"Sure!" grunted Larry, "but you hold yer jaw, young Bill!" he added, sotto voce. "This German chap speaks English, don't you forget it. Perhaps he's been a waiter—most of 'em seem to have been that—and has made a small fortune out of your people or out of mine. That's why he hates us, perhaps; for see how he scowls at us. But escape, boy? Sure we will—eh, Jim?"
Jim merely glanced at them, but as he did so his eyes flashed an answer which there was no mistaking, and he nodded.
"March! No talking! I'll bayonet the man who speaks! Fall in, you dogs! Listen to me. We've broken the British line; we've separated the French and the English. We're marching to Paris. We shall soon have conquered both England and France, and then America shall feel the weight of our blows. Ha, America!"
The German swung round upon the diminutive Larry, and, stepping a pace nearer, stood over him as if he would trample upon him and crush him. Whereat Larry, no doubt unconsciously, felt for his cigar end, and, discovering it had gone, merely stood staring up at this giant, this bully.
"Say, mister!" he said in gentle tones, "you ain't got no call to try and skeere me—I ain't the American army. You won't find the American army and our boys so jolly small as I am. You wait! Marching on Paris, eh? Waal, you ain't there yet, I'll bet. As for whoppin' the British——waal! My! I've seen something of them fellows, and they'll take some whopping! And then you'll beat the Americans. Oh ho, you will! Waal, that too'll want a bit o' doin'."
The man scowled down at him, and, gripping his rifle, lifted it up above his head as if he would dash the butt against Larry's face. Then he thought better of the matter, lowered it, and, finally turning on his heel, marched away. Who knows? The very mildness of Larry's appearance, the gentleness of his voice, may have taken the man by surprise.
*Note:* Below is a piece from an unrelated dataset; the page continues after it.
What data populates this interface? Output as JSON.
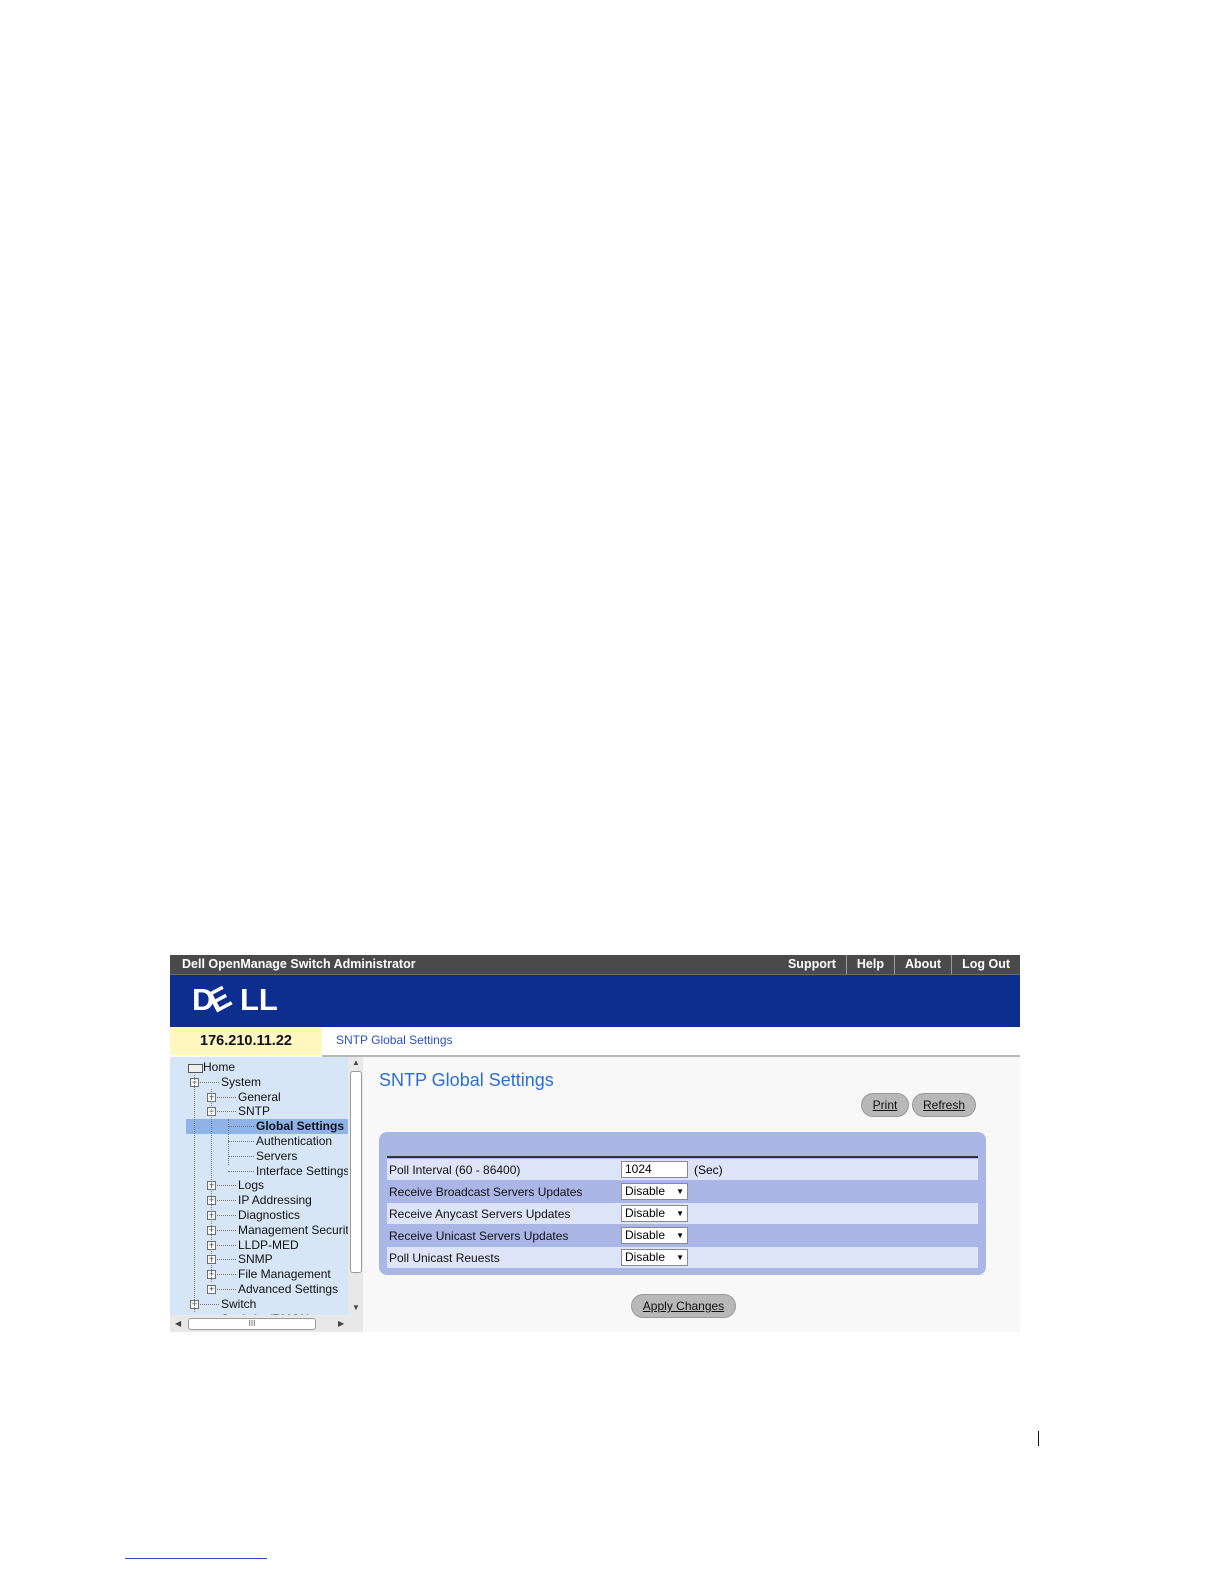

Or was it that in that gentle and diminutive exterior he had seen something, perceived something hidden before, had grasped some idea, as it were, of the indomitable courage of this gallant American? Yes, it must have been that. Those who looked into Larry's eyes under similar circumstances saw a glimmer there of warning. This was the little man who in the mines was feared by evil-doers. Even as a prisoner he was not to be derided. In point of fact, that swinging butt had caused him to brace every muscle and every sinew. Unknown to the German, unsuspected by his comrades, he was on the point of springing at the man's throat, when luckily the bully turned abruptly.
"I'll know him next time," said Larry in the same gentle tone. "Things then may be a bit more even. Suppose now he's got a gun, and I too. Waal, boys, guess I'll do more than stand still and talk to him."
Nobby's big broad fingers were stretched out, and gripped the frail shoulders of the American. Nobby, broad-shouldered, powerfully built, and perhaps a little obtuse and dull of understanding, could yet realize what had passed in those last few moments. Long since this he had developed an enormous admiration for Larry and his other American comrades, for Bill, too, let us say, and none the less for his British comrades. Larry was such a queer fellow; so calm, so deliberate, so full of pluck and spirit, and yet so fragile in appearance.
"Say, Larry," he gulped, mimicking the American's drawl, "you do get me. Blest if I can understand a chap like you. Now if I was to take you by this same shoulder, I could shake yer as a dog does a rat, and blest if I don't think you look as though you'd fall to pieces. But when you gets a squint at me, I knows that, like the rat, you'd turn and get yer teeth into me, and then it'ud be a fight to the death. Blimey! I'm glad I ain't that German, because some day you'll meet him, that's certain, and then—— Well, as I said, I'm real sorry for 'im!"
"March!" They were hurried out of the barbed-wire entanglements, and presently joined another column of unfortunate prisoners. A few hours later they reached the railway station at Péronne, where they were driven into cattle trucks preparatory to the journey into Germany. That night the train pulled out of the station and lay in a siding. Far off, very far off indeed, they heard the sounds of strife. British guns, American guns, French guns, in the far distance, defending the Allied line against the German rush. Then they lost these sounds as the train which carried them steamed out on its journey.